Other potentially important mechanisms for estrogen’s antioxidant function relate to osteoblast and osteocyte apoptosis and to immune cell function. (Osteocytes are those cells embedded inside bone that are essential to signaling targeted remodeling of damaged bone, as well as sensing the mechanical loads placed on bone.) Pretreatment of MLO-Y4 osteocyte cells with either 17β-estradiol or selective estrogen receptor modulators (SERMs) prevents osteocyte apoptosis [59]. This suggests that estrogen deficiency may lead to a loss of osteocytes due to an inability to protect against ROS-induced damage. Oxidative stress also impacts osteoblast apoptosis. Aging or loss of androgens or estrogens leads to activation of nuclear factor-κB (NF-κB), and phosphorylation of p66^shc, which increases the production of ROS and stimulates apoptosis. Administration of 17β-estradiol effectively inhibits ROS-stimulated activation of NF-κB and p66^shc by acting on PKCβ, thereby attenuating osteoblast apoptosis [54]. OVX mice also exhibit an increase in ROS in bone marrow, which enhances the activity of bone marrow dendritic cells that activate T cells, leading to a signaling cascade resulting in bone loss. Bone loss is effectively prevented by supplying either an antioxidant or an inhibitor of the CD80/CD28 pathway, which is involved in T cell activation [60]. Taken together, these studies demonstrate that the loss of estrogen leads to a decreased ability to defend against ROS acting on key bone and immune cells important for maintaining bone integrity.

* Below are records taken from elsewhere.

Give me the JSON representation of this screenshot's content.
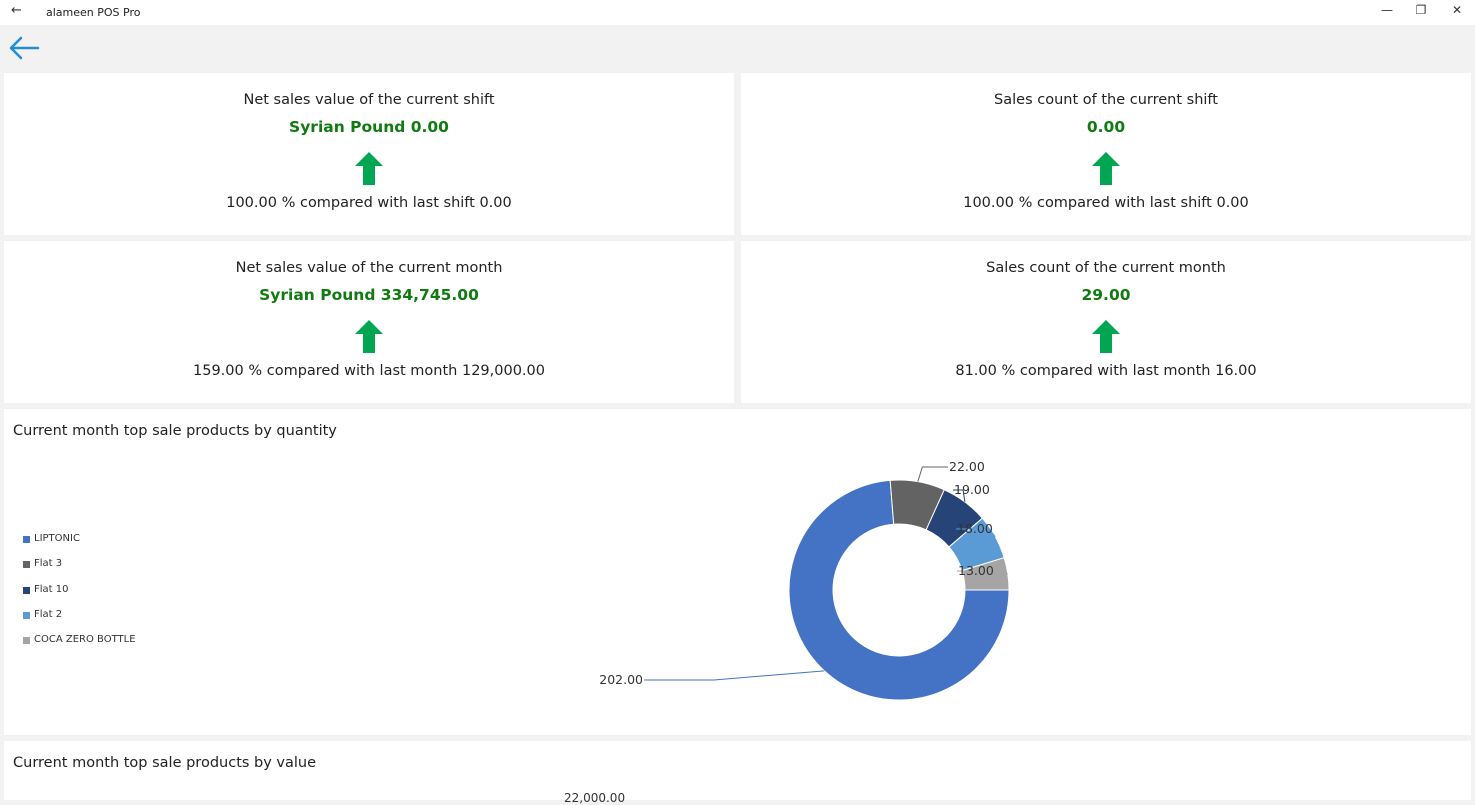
{
  "window": {
    "title": "alameen POS Pro",
    "back_glyph": "←",
    "minimize_glyph": "—",
    "restore_glyph": "❐",
    "close_glyph": "✕"
  },
  "cards": {
    "shift_sales": {
      "label": "Net sales value of the current shift",
      "value": "Syrian Pound 0.00",
      "trend": "up",
      "compare": "100.00 % compared with last shift 0.00"
    },
    "shift_count": {
      "label": "Sales count of the current shift",
      "value": "0.00",
      "trend": "up",
      "compare": "100.00 % compared with last shift 0.00"
    },
    "month_sales": {
      "label": "Net sales value of the current month",
      "value": "Syrian Pound 334,745.00",
      "trend": "up",
      "compare": "159.00 % compared with last month 129,000.00"
    },
    "month_count": {
      "label": "Sales count of the current month",
      "value": "29.00",
      "trend": "up",
      "compare": "81.00 % compared with last month 16.00"
    }
  },
  "colors": {
    "value_green": "#117a11",
    "arrow_green": "#00a651",
    "back_blue": "#1e90d8"
  },
  "qty_chart": {
    "title": "Current month top sale products by quantity"
  },
  "value_chart": {
    "title": "Current month top sale products by value",
    "partial_label": "22,000.00"
  },
  "chart_data": [
    {
      "type": "pie",
      "title": "Current month top sale products by quantity",
      "donut": true,
      "categories": [
        "LIPTONIC",
        "Flat 3",
        "Flat 10",
        "Flat 2",
        "COCA ZERO BOTTLE"
      ],
      "values": [
        202,
        22,
        19,
        18,
        13
      ],
      "value_labels": [
        "202.00",
        "22.00",
        "19.00",
        "18.00",
        "13.00"
      ],
      "colors": [
        "#4472c4",
        "#636363",
        "#264478",
        "#5b9bd5",
        "#a5a5a5"
      ],
      "legend": "left"
    }
  ]
}
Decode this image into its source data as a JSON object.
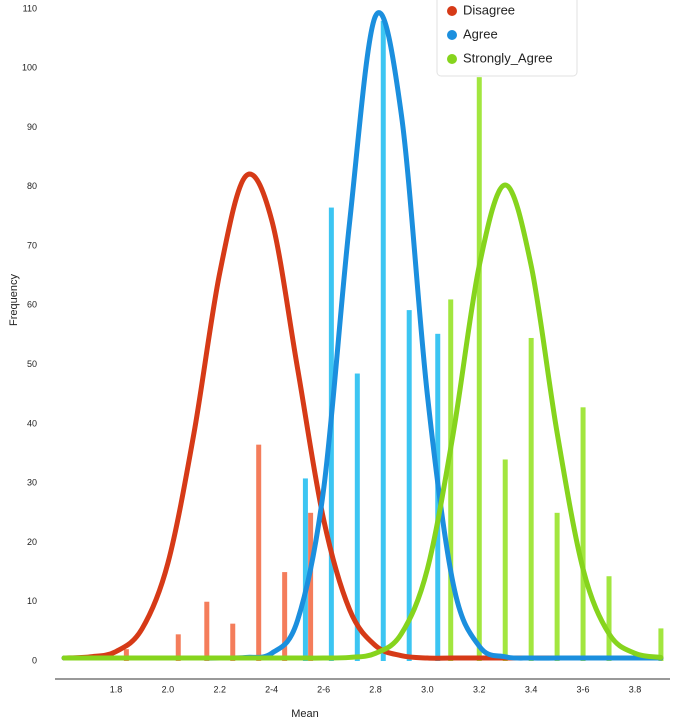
{
  "chart_data": {
    "type": "histogram-with-curves",
    "x_label": "Mean",
    "y_label": "Frequency",
    "xlim": [
      1.565,
      3.935
    ],
    "ylim": [
      0,
      110
    ],
    "yticks": [
      0,
      10,
      20,
      30,
      40,
      50,
      60,
      70,
      80,
      90,
      100,
      110
    ],
    "xticks": [
      1.8,
      {
        "value": 2.0,
        "label": "2.0"
      },
      2.2,
      {
        "value": 2.4,
        "label": "2-4"
      },
      {
        "value": 2.6,
        "label": "2-6"
      },
      2.8,
      {
        "value": 3.0,
        "label": "3.0"
      },
      3.2,
      3.4,
      {
        "value": 3.6,
        "label": "3-6"
      },
      3.8
    ],
    "legend": "upper right",
    "series": [
      {
        "name": "Disagree",
        "color": "#d63a17",
        "bar_color": "#f47d5b",
        "bars": {
          "x": [
            1.84,
            2.04,
            2.15,
            2.25,
            2.35,
            2.45,
            2.55
          ],
          "values": [
            2,
            4.5,
            10,
            6.3,
            36.5,
            15,
            25
          ]
        },
        "curve": {
          "x": [
            1.6,
            1.7,
            1.8,
            1.9,
            2.0,
            2.1,
            2.2,
            2.3,
            2.4,
            2.5,
            2.6,
            2.7,
            2.8,
            2.9,
            3.0,
            3.1,
            3.2,
            3.3,
            3.4,
            3.5,
            3.6,
            3.7,
            3.8,
            3.9
          ],
          "values": [
            0.5,
            0.7,
            1.6,
            5.4,
            16.5,
            38.3,
            65.5,
            81.8,
            74.4,
            49.3,
            23.9,
            8.7,
            2.6,
            0.9,
            0.5,
            0.5,
            0.5,
            0.5,
            0.5,
            0.5,
            0.5,
            0.5,
            0.5,
            0.5
          ]
        }
      },
      {
        "name": "Agree",
        "color": "#1b8fde",
        "bar_color": "#3cc5f2",
        "bars": {
          "x": [
            2.53,
            2.63,
            2.73,
            2.83,
            2.93,
            3.04
          ],
          "values": [
            30.8,
            76.5,
            48.5,
            108,
            59.2,
            55.2
          ]
        },
        "curve": {
          "x": [
            1.6,
            1.7,
            1.8,
            1.9,
            2.0,
            2.1,
            2.2,
            2.3,
            2.4,
            2.5,
            2.6,
            2.7,
            2.8,
            2.9,
            3.0,
            3.1,
            3.2,
            3.3,
            3.4,
            3.5,
            3.6,
            3.7,
            3.8,
            3.9
          ],
          "values": [
            0.5,
            0.5,
            0.5,
            0.5,
            0.5,
            0.5,
            0.5,
            0.6,
            1.3,
            6.9,
            28.9,
            73.9,
            108.8,
            92.1,
            44.9,
            12.9,
            2.5,
            0.7,
            0.5,
            0.5,
            0.5,
            0.5,
            0.5,
            0.5
          ]
        }
      },
      {
        "name": "Strongly_Agree",
        "color": "#86d41d",
        "bar_color": "#a2e63f",
        "bars": {
          "x": [
            3.09,
            3.2,
            3.3,
            3.4,
            3.5,
            3.6,
            3.7,
            3.9
          ],
          "values": [
            61,
            98.5,
            34,
            54.5,
            25,
            42.8,
            14.3,
            5.5
          ]
        },
        "curve": {
          "x": [
            1.6,
            1.7,
            1.8,
            1.9,
            2.0,
            2.1,
            2.2,
            2.3,
            2.4,
            2.5,
            2.6,
            2.7,
            2.8,
            2.9,
            3.0,
            3.1,
            3.2,
            3.3,
            3.4,
            3.5,
            3.6,
            3.7,
            3.8,
            3.9
          ],
          "values": [
            0.5,
            0.5,
            0.5,
            0.5,
            0.5,
            0.5,
            0.5,
            0.5,
            0.5,
            0.5,
            0.5,
            0.6,
            1.3,
            4.6,
            15.5,
            38.5,
            66.7,
            80.3,
            66.7,
            38.5,
            15.5,
            4.6,
            1.3,
            0.6
          ]
        }
      }
    ]
  }
}
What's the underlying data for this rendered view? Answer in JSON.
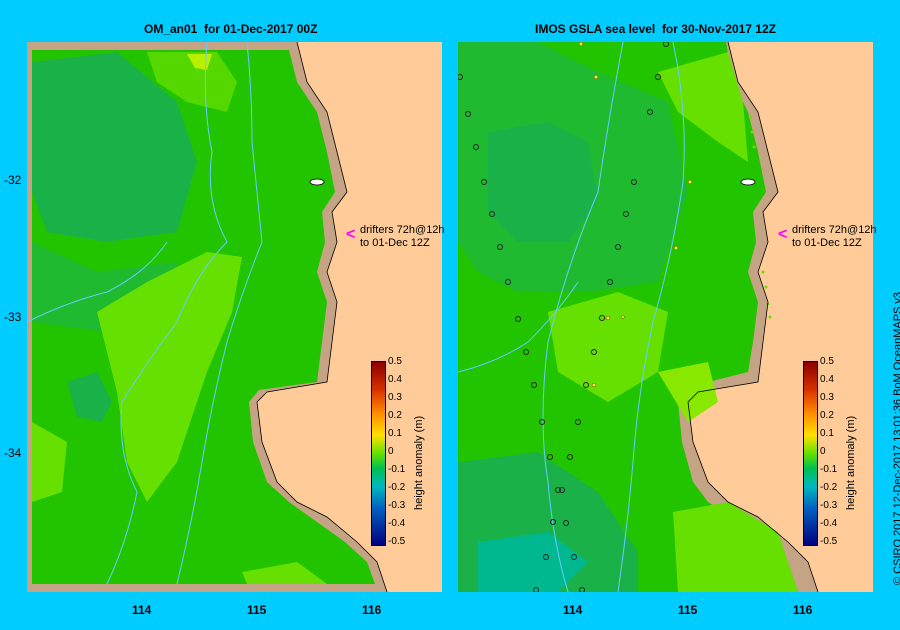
{
  "left_panel": {
    "title": "OM_an01  for 01-Dec-2017 00Z",
    "annotation": "drifters 72h@12h\nto 01-Dec 12Z",
    "colorbar_label": "height anomaly (m)"
  },
  "right_panel": {
    "title": "IMOS GSLA sea level  for 30-Nov-2017 12Z",
    "annotation": "drifters 72h@12h\nto 01-Dec 12Z",
    "colorbar_label": "height anomaly (m)"
  },
  "y_ticks": [
    "-32",
    "-33",
    "-34"
  ],
  "x_ticks": [
    "114",
    "115",
    "116"
  ],
  "colorbar_ticks": [
    "0.5",
    "0.4",
    "0.3",
    "0.2",
    "0.1",
    "0",
    "-0.1",
    "-0.2",
    "-0.3",
    "-0.4",
    "-0.5"
  ],
  "credit": "© CSIRO 2017   12-Dec-2017 13:01:36 BoM OceanMAPS v3",
  "colors": {
    "background": "#00ccff",
    "land": "#ffcc99",
    "shelf": "#c4a484",
    "sea_low": "#00b050",
    "sea_mid": "#22c400",
    "sea_high": "#66e000",
    "bathymetry": "#66ccff",
    "arrow": "#ff00ff"
  }
}
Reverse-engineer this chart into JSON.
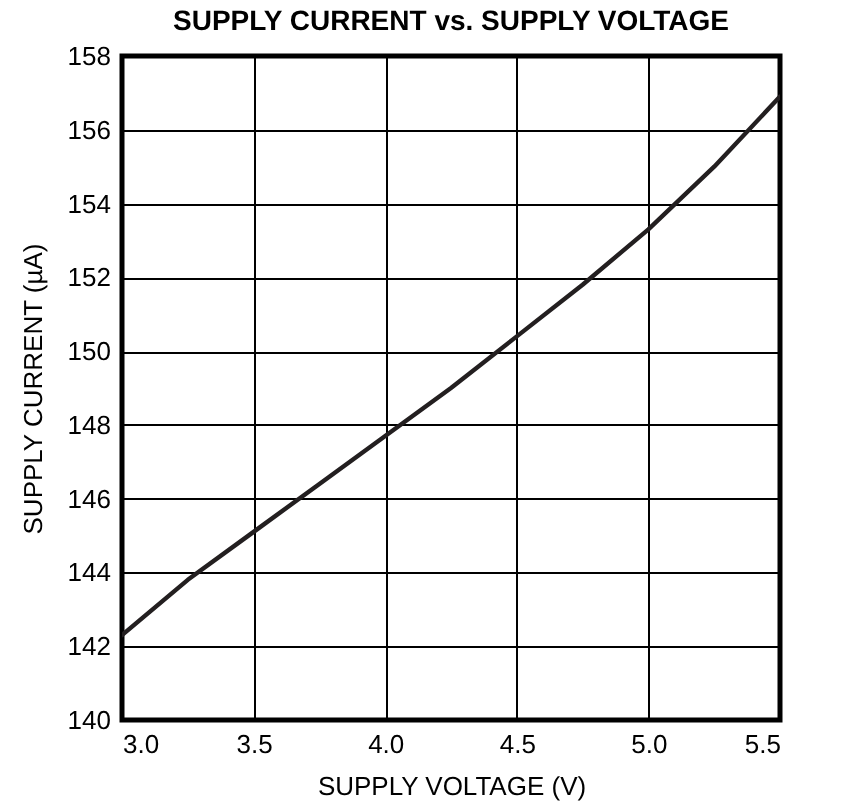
{
  "chart_data": {
    "type": "line",
    "title": "SUPPLY CURRENT vs. SUPPLY VOLTAGE",
    "xlabel": "SUPPLY VOLTAGE (V)",
    "ylabel": "SUPPLY CURRENT (µA)",
    "x": [
      3.0,
      3.25,
      3.5,
      3.75,
      4.0,
      4.25,
      4.5,
      4.75,
      5.0,
      5.25,
      5.5
    ],
    "series": [
      {
        "color": "#231f20",
        "values": [
          142.3,
          143.8,
          145.1,
          146.4,
          147.7,
          149.0,
          150.4,
          151.8,
          153.3,
          155.0,
          156.9
        ]
      }
    ],
    "xlim": [
      3.0,
      5.5
    ],
    "xticks": [
      {
        "value": 3.0,
        "label": "3.0"
      },
      {
        "value": 3.5,
        "label": "3.5"
      },
      {
        "value": 4.0,
        "label": "4.0"
      },
      {
        "value": 4.5,
        "label": "4.5"
      },
      {
        "value": 5.0,
        "label": "5.0"
      },
      {
        "value": 5.5,
        "label": "5.5"
      }
    ],
    "ylim": [
      140,
      158
    ],
    "yticks": [
      140,
      142,
      144,
      146,
      148,
      150,
      152,
      154,
      156,
      158
    ],
    "grid": true,
    "line_style": "solid",
    "marker": "none"
  }
}
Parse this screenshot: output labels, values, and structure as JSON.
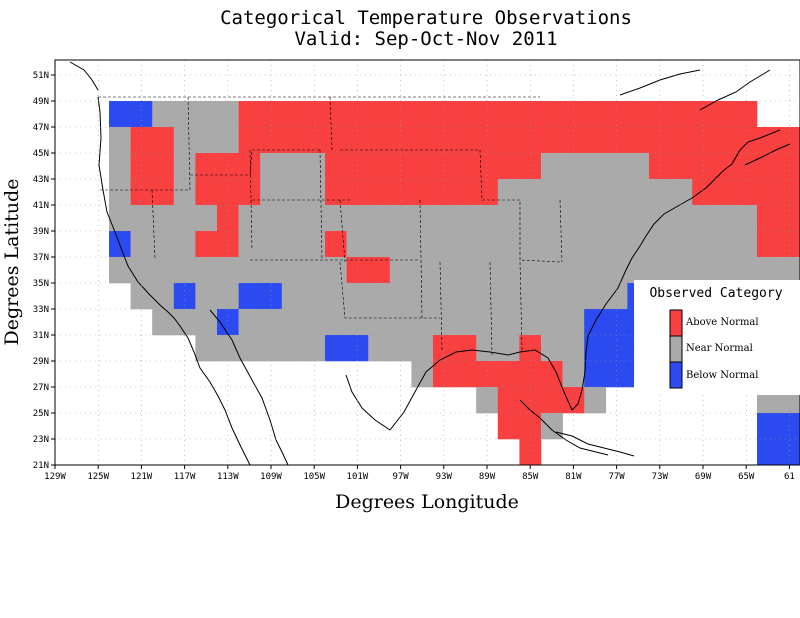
{
  "title_line1": "Categorical Temperature Observations",
  "title_line2": "Valid: Sep-Oct-Nov 2011",
  "xlabel": "Degrees Longitude",
  "ylabel": "Degrees Latitude",
  "x_ticks": [
    "129W",
    "125W",
    "121W",
    "117W",
    "113W",
    "109W",
    "105W",
    "101W",
    "97W",
    "93W",
    "89W",
    "85W",
    "81W",
    "77W",
    "73W",
    "69W",
    "65W",
    "61"
  ],
  "y_ticks": [
    "51N",
    "49N",
    "47N",
    "45N",
    "43N",
    "41N",
    "39N",
    "37N",
    "35N",
    "33N",
    "31N",
    "29N",
    "27N",
    "25N",
    "23N",
    "21N"
  ],
  "legend": {
    "title": "Observed Category",
    "items": [
      {
        "label": "Above Normal",
        "color": "#f84040"
      },
      {
        "label": "Near Normal",
        "color": "#aaaaaa"
      },
      {
        "label": "Below Normal",
        "color": "#2b4bf0"
      }
    ]
  },
  "chart_data": {
    "type": "heatmap",
    "title": "Categorical Temperature Observations",
    "subtitle": "Valid: Sep-Oct-Nov 2011",
    "xlabel": "Degrees Longitude",
    "ylabel": "Degrees Latitude",
    "xlim": [
      -129,
      -61
    ],
    "ylim": [
      21,
      52
    ],
    "grid": true,
    "legend_position": "right",
    "cell_size_deg": 2,
    "category_codes": {
      "A": "Above Normal",
      "N": "Near Normal",
      "B": "Below Normal"
    },
    "grid_origin": {
      "west_lon": -126,
      "north_lat": 49
    },
    "rows": [
      ".BBNNNNAAAAAAAAAAAAAAAAAAAAAAAA........",
      ".NAANNNAAAAAAAAAAAAAAAAAAAAAAAAAAAAAAAA",
      ".NAANAAANNNAAAAAAAAAANNNNNAAAAAAAAAAAA.",
      ".NAANAAANNNAAAAAAAANNNNNNNNNAAAAAAAAAA.",
      ".NNNNNANNNNNNNNNNNNNNNNNNNNNNNNAAAAAAA.",
      ".BNNNAANNNNANNNNNNNNNNNNNNNNNNNAAAAA...",
      ".NNNNNNNNNNNAANNNNNNNNNNNNNNNNNNNNAA...",
      "..NNBNNBBNNNNNNNNNNNNNNNNBNNNNNNNNNN...",
      "...NNNBNNNNNNNNNNNNNNNNBBBBBBBNBB.....",
      ".....NNNNNNBBNNNAANNANNBBBBBBBBBB.....",
      "...............NAAAAAANBBBBBBBBBB.....",
      "..................NAAAAN.......NN.....",
      "...................AAN.........BB.....",
      "....................A..........BB....."
    ]
  }
}
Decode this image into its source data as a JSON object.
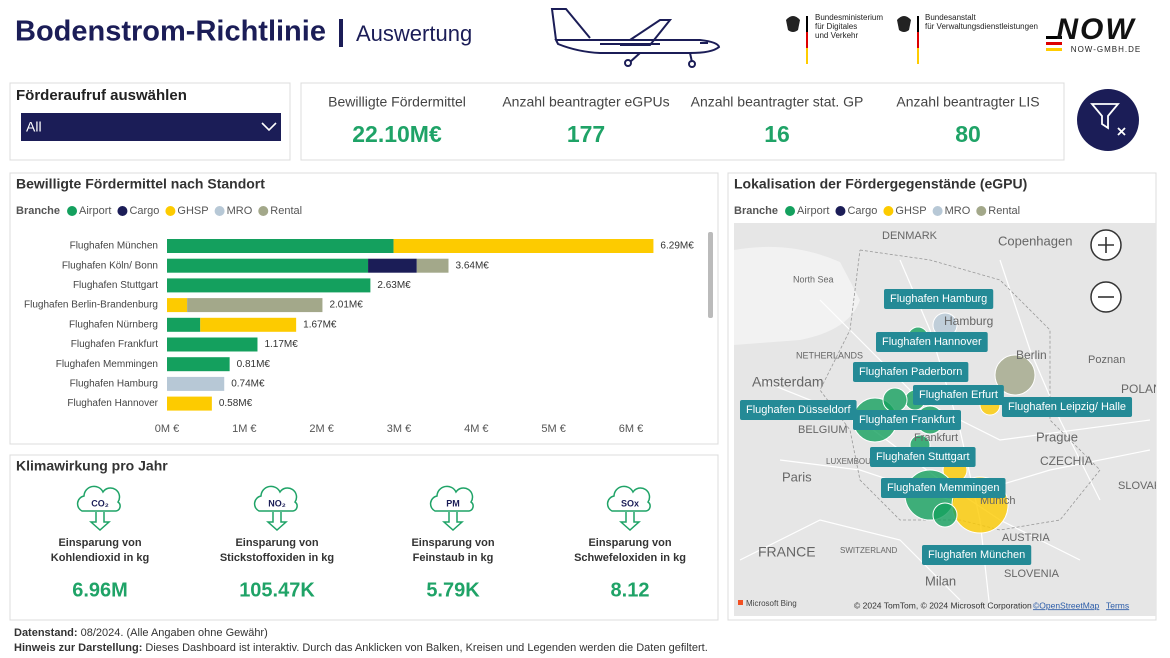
{
  "header": {
    "title": "Bodenstrom-Richtlinie",
    "subtitle": "Auswertung"
  },
  "logos": {
    "ministry_lines": [
      "Bundesministerium",
      "für Digitales",
      "und Verkehr"
    ],
    "agency_lines": [
      "Bundesanstalt",
      "für Verwaltungsdienstleistungen"
    ],
    "now_mark": "NOW",
    "now_url": "NOW-GMBH.DE"
  },
  "filter": {
    "label": "Förderaufruf auswählen",
    "value": "All"
  },
  "kpis": [
    {
      "label": "Bewilligte Fördermittel",
      "value": "22.10M€"
    },
    {
      "label": "Anzahl beantragter eGPUs",
      "value": "177"
    },
    {
      "label": "Anzahl beantragter stat. GP",
      "value": "16"
    },
    {
      "label": "Anzahl beantragter LIS",
      "value": "80"
    }
  ],
  "chart_data": {
    "type": "bar",
    "orientation": "horizontal",
    "stacked": true,
    "title": "Bewilligte Fördermittel nach Standort",
    "legend_title": "Branche",
    "categories": [
      "Flughafen München",
      "Flughafen Köln/ Bonn",
      "Flughafen Stuttgart",
      "Flughafen Berlin-Brandenburg",
      "Flughafen Nürnberg",
      "Flughafen Frankfurt",
      "Flughafen Memmingen",
      "Flughafen Hamburg",
      "Flughafen Hannover"
    ],
    "series": [
      {
        "name": "Airport",
        "color": "#14a05e",
        "values": [
          2930000,
          2600000,
          2630000,
          null,
          430000,
          1170000,
          810000,
          null,
          null
        ]
      },
      {
        "name": "Cargo",
        "color": "#1b1d57",
        "values": [
          null,
          630000,
          null,
          null,
          null,
          null,
          null,
          null,
          null
        ]
      },
      {
        "name": "GHSP",
        "color": "#fdcb00",
        "values": [
          3360000,
          null,
          null,
          260000,
          1240000,
          null,
          null,
          null,
          580000
        ]
      },
      {
        "name": "MRO",
        "color": "#b7c8d6",
        "values": [
          null,
          null,
          null,
          null,
          null,
          null,
          null,
          740000,
          null
        ]
      },
      {
        "name": "Rental",
        "color": "#a3a88a",
        "values": [
          null,
          410000,
          null,
          1750000,
          null,
          null,
          null,
          null,
          null
        ]
      }
    ],
    "value_labels": [
      "6.29M€",
      "3.64M€",
      "2.63M€",
      "2.01M€",
      "1.67M€",
      "1.17M€",
      "0.81M€",
      "0.74M€",
      "0.58M€"
    ],
    "xlim": [
      0,
      6900000
    ],
    "xticks": [
      {
        "value": 0,
        "label": "0M €"
      },
      {
        "value": 1000000,
        "label": "1M €"
      },
      {
        "value": 2000000,
        "label": "2M €"
      },
      {
        "value": 3000000,
        "label": "3M €"
      },
      {
        "value": 4000000,
        "label": "4M €"
      },
      {
        "value": 5000000,
        "label": "5M €"
      },
      {
        "value": 6000000,
        "label": "6M €"
      }
    ]
  },
  "climate": {
    "title": "Klimawirkung pro Jahr",
    "items": [
      {
        "icon": "CO₂",
        "label_lines": [
          "Einsparung von",
          "Kohlendioxid in kg"
        ],
        "value": "6.96M"
      },
      {
        "icon": "NO₂",
        "label_lines": [
          "Einsparung von",
          "Stickstoffoxiden in kg"
        ],
        "value": "105.47K"
      },
      {
        "icon": "PM",
        "label_lines": [
          "Einsparung von",
          "Feinstaub in kg"
        ],
        "value": "5.79K"
      },
      {
        "icon": "SOx",
        "label_lines": [
          "Einsparung von",
          "Schwefeloxiden in kg"
        ],
        "value": "8.12"
      }
    ]
  },
  "map": {
    "title": "Lokalisation der Fördergegenstände (eGPU)",
    "places": [
      "DENMARK",
      "Copenhagen",
      "North Sea",
      "Hamburg",
      "NETHERLANDS",
      "Amsterdam",
      "Berlin",
      "Poznan",
      "POLAND",
      "BELGIUM",
      "Frankfurt",
      "LUXEMBOURG",
      "Prague",
      "CZECHIA",
      "Paris",
      "SLOVAKIA",
      "FRANCE",
      "SWITZERLAND",
      "AUSTRIA",
      "Munich",
      "SLOVENIA",
      "Milan"
    ],
    "airports": [
      "Flughafen Hamburg",
      "Flughafen Hannover",
      "Flughafen Paderborn",
      "Flughafen Erfurt",
      "Flughafen Leipzig/ Halle",
      "Flughafen Düsseldorf",
      "Flughafen Frankfurt",
      "Flughafen Stuttgart",
      "Flughafen Memmingen",
      "Flughafen München"
    ],
    "provider": "Microsoft Bing",
    "copyright": "© 2024 TomTom, © 2024 Microsoft Corporation",
    "osm": "©OpenStreetMap",
    "terms": "Terms"
  },
  "footer": {
    "status_label": "Datenstand:",
    "status_text": "08/2024. (Alle Angaben ohne Gewähr)",
    "hint_label": "Hinweis zur Darstellung:",
    "hint_text": "Dieses Dashboard ist interaktiv. Durch das Anklicken von Balken, Kreisen und Legenden werden die Daten gefiltert."
  }
}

The evidence that oxidative stress leads to bone loss and the effect antioxidants exert on reversing this damage could lead to novel concepts for treating bone disorders like osteoporosis. Could a diet high in antioxidants help prevent the increase in ROS seen with aging? Could administration of antioxidants prevent the sharp decline in oxidative defense seen with postmenopausal osteoporosis and, therefore, preserve bone mass or attenuate its decline? In a cross-sectional study of postmenopausal women, Rao et al. [61] demonstrated a strong inverse correlation between serum levels of the antioxidant lycopene (found in tomatoes, red bell peppers, watermelon, and other red fruits and vegetables) with N-telopeptides (NTx), a well-accepted serum marker of bone resorption. There is also strong epidemiological evidence for the beneficial impact of flavonoids, polyphenolic compounds found in many plant foods that have anti-inflammatory and antioxidant properties, on bone health [62]. However, intervention trials provide less definitive conclusions to date.